Be prepared for behavior or mood changes. The losses from stroke, whether temporary or permanent, can be devastating to the survivor. "There are a lot of emotions that crop up after a stroke," Fermental says. "Try not to tell your loved one that you know how they feel, because you really can't know," she says. Instead, offer your love, patience, and support. It can be hard to see a loved one suffer, but feeling grief is a necessary step toward accepting life after stroke.
Be on the lookout for depression. Stroke survivors are at risk for depression -- from 30% to 50% are affected. Depression can interfere with your loved one's recovery. Ask his or her doctor what to look for and seek treatment right away if you see signs of depression.
Know the risk factors for a second stroke. Having a stroke puts survivors at a higher risk for a second stroke, so it's important to help minimize that risk. Prepare healthy, low-fat meals, encourage exercise, make your home a smoke-free zone, and be sure your loved one takes medications as prescribed and keeps doctor appointments.

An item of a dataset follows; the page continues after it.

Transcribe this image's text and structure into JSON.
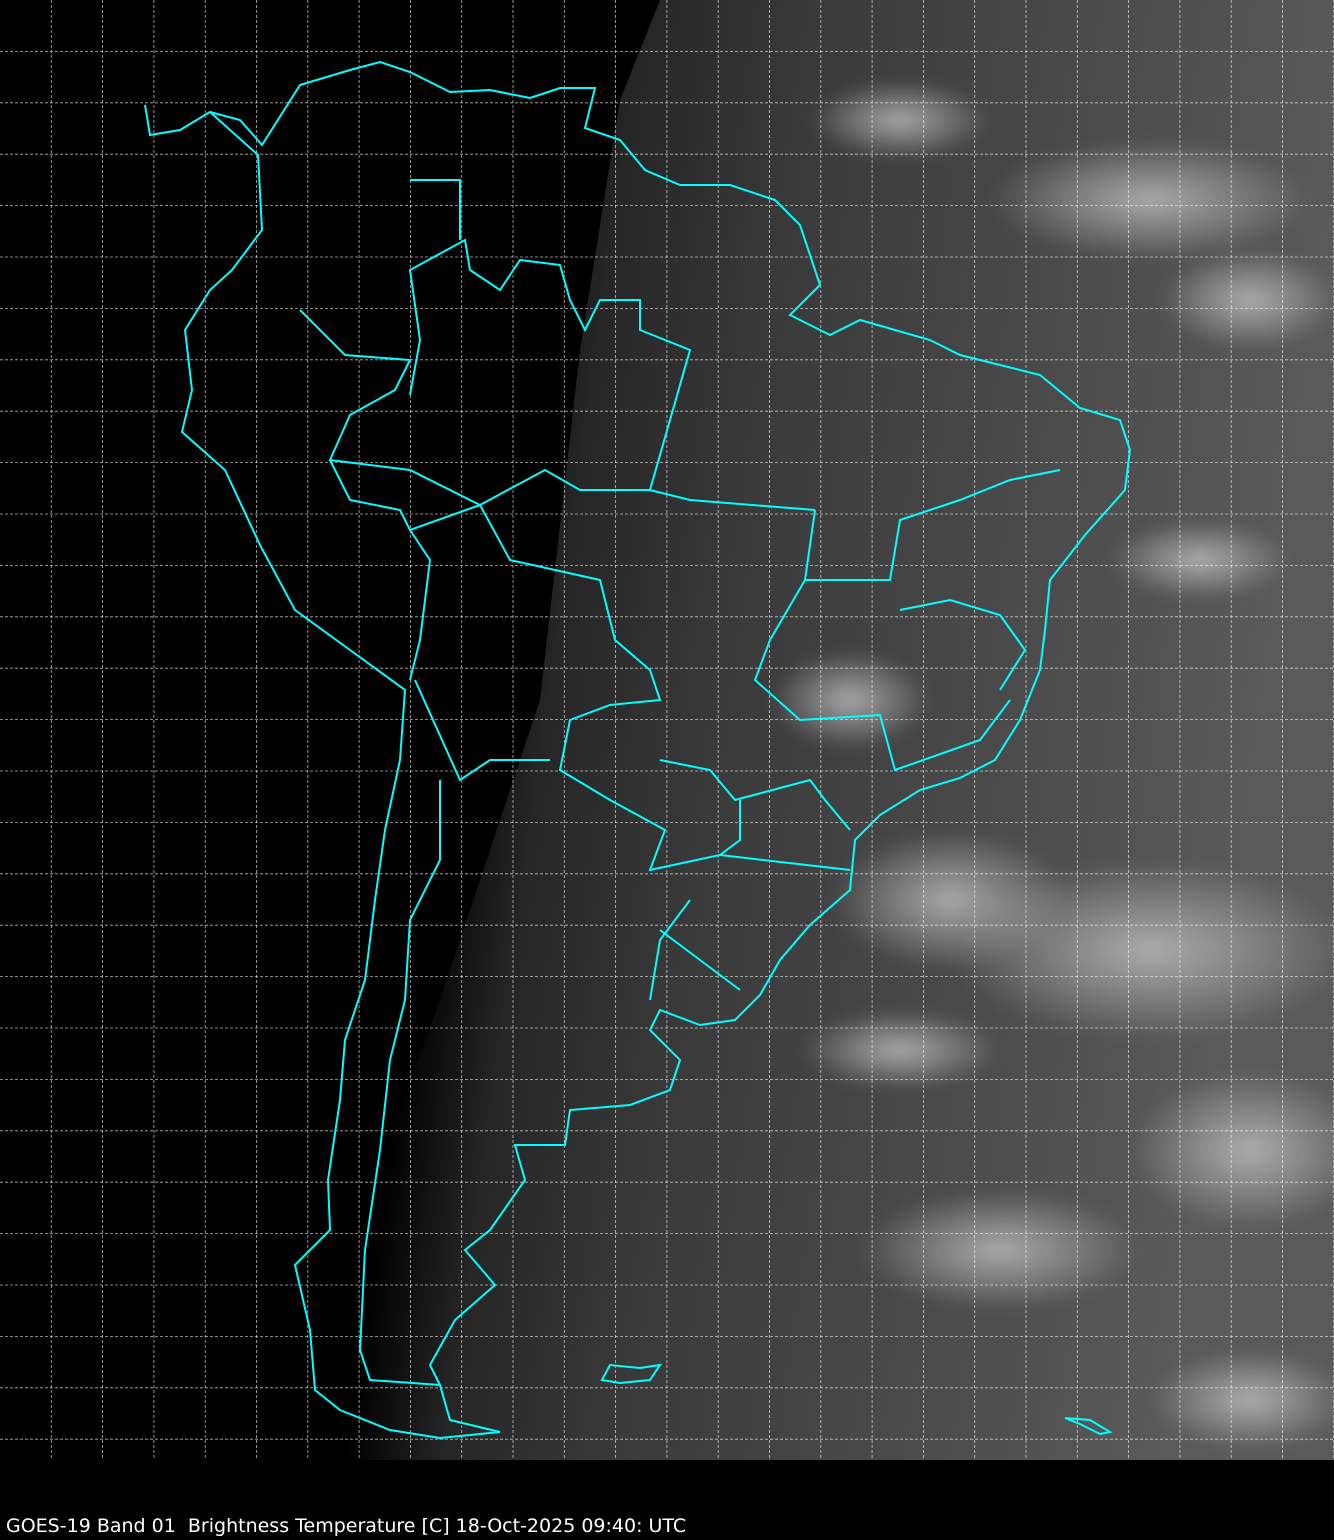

Seek help from outside sources. Getting outside help can make all the difference in your ability to balance your life with your loved one's needs. Respite care can give you time apart so that you can relax and rejuvenate. Family members or friends may be able to come in for a few hours a week, or you may want to consider hiring a care provider. Other types of assistance may include homemaker services, adult day care, Meals on Wheels, and transportation services.
You can find services in your area by going to the Eldercare Locator web site maintained by the U.S. Administration on Aging. The Family Caregiver Alliance also maintains a web site where you can find information and resources for caregivers. You can also contact Family Caregiver Alliance by phone at (800) 445-8106.
Learn to say "yes." "If friends ask you if they can help, always take them up on it," Selenick says. "If you don't need help right away, see if they are willing to commit to something specific later on." You may want to prepare a list ahead of time with different tasks people can do -- from grocery shopping and housework to helping manage finances and even providing care.